From: Tetsuo Handa <penguin-kernel@I-love.SAKURA.ne.jp>
To: mhocko@suse.com
Cc: akpm@linux-foundation.org, linux-mm@kvack.org,
mgorman@techsingularity.net
Subject: Re: [PATCH 5/5] nommu,oom: Set MMF_OOM_SKIP without waiting for termination.
Date: Thu, 9 Nov 2017 19:49:16 +0900 [thread overview]
Message-ID: <201711091949.BDB73475.OSHFOMQtLFOFVJ@I-love.SAKURA.ne.jp> (raw)
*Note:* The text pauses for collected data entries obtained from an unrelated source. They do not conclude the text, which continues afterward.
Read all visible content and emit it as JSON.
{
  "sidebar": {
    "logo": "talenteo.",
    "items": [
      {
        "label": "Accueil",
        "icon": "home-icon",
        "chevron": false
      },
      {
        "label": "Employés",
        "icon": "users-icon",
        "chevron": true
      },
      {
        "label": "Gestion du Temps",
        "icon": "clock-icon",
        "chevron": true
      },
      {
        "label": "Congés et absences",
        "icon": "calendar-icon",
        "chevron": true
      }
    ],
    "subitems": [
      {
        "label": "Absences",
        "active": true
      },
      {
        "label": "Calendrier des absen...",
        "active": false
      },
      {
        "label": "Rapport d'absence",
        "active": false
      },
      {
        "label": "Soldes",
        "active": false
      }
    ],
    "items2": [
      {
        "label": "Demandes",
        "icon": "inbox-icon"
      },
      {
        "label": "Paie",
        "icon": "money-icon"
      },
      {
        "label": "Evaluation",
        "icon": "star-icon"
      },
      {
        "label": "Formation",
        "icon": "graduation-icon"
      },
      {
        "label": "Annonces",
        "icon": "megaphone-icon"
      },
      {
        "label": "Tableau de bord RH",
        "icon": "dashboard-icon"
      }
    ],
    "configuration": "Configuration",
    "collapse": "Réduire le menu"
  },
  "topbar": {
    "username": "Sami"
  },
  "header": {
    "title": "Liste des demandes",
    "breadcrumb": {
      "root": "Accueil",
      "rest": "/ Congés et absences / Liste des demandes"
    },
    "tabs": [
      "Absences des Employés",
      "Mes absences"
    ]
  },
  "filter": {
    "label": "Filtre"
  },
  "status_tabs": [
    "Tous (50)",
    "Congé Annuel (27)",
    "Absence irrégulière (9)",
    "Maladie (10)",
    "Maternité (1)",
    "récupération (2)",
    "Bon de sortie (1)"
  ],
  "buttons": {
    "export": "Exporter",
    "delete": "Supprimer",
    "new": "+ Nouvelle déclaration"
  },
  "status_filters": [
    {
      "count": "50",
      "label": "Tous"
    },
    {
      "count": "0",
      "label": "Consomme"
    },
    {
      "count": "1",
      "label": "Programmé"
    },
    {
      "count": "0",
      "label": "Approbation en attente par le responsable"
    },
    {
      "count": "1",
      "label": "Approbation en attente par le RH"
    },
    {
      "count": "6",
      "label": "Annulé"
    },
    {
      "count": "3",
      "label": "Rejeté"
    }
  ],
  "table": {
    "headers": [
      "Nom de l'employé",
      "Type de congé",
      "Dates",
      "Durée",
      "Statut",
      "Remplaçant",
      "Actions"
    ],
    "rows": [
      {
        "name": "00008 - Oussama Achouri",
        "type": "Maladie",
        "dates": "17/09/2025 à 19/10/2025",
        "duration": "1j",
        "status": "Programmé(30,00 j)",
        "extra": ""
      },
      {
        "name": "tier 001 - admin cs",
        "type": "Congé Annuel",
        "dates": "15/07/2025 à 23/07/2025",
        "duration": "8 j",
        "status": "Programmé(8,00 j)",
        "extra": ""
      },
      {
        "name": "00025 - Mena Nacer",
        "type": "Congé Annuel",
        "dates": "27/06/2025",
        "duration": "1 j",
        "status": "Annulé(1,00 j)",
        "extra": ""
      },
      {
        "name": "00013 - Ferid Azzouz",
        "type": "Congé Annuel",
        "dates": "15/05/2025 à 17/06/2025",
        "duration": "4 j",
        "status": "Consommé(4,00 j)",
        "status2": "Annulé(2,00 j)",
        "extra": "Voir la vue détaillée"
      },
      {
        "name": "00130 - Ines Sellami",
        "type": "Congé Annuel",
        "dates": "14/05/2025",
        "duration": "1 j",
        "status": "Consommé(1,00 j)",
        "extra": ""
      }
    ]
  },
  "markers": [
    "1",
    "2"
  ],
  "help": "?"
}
In-Reply-To: <20171108162427.3hstwbagywwjrh44@dhcp22.suse.cz>
Michal Hocko wrote:
> On Wed 08-11-17 20:01:48, Tetsuo Handa wrote:
> > Commit 212925802454672e ("mm: oom: let oom_reap_task and exit_mmap run
> > concurrently") moved the location of setting MMF_OOM_SKIP from __mmput()
> > in kernel/fork.c (which is used by both MMU and !MMU) to exit_mm() in
> > mm/mmap.c (which is used by MMU only). As a result, that commit required
> > OOM victims in !MMU kernels to disappear from the task list in order to
> > reenable the OOM killer, for !MMU kernels can no longer set MMF_OOM_SKIP
> > (unless the OOM victim's mm is shared with global init process).
>
> nack withtout demonstrating that the problem is real. It is true it
> removes some lines but this is mostly this...
Then, it is impossible unless somebody volunteers proving it.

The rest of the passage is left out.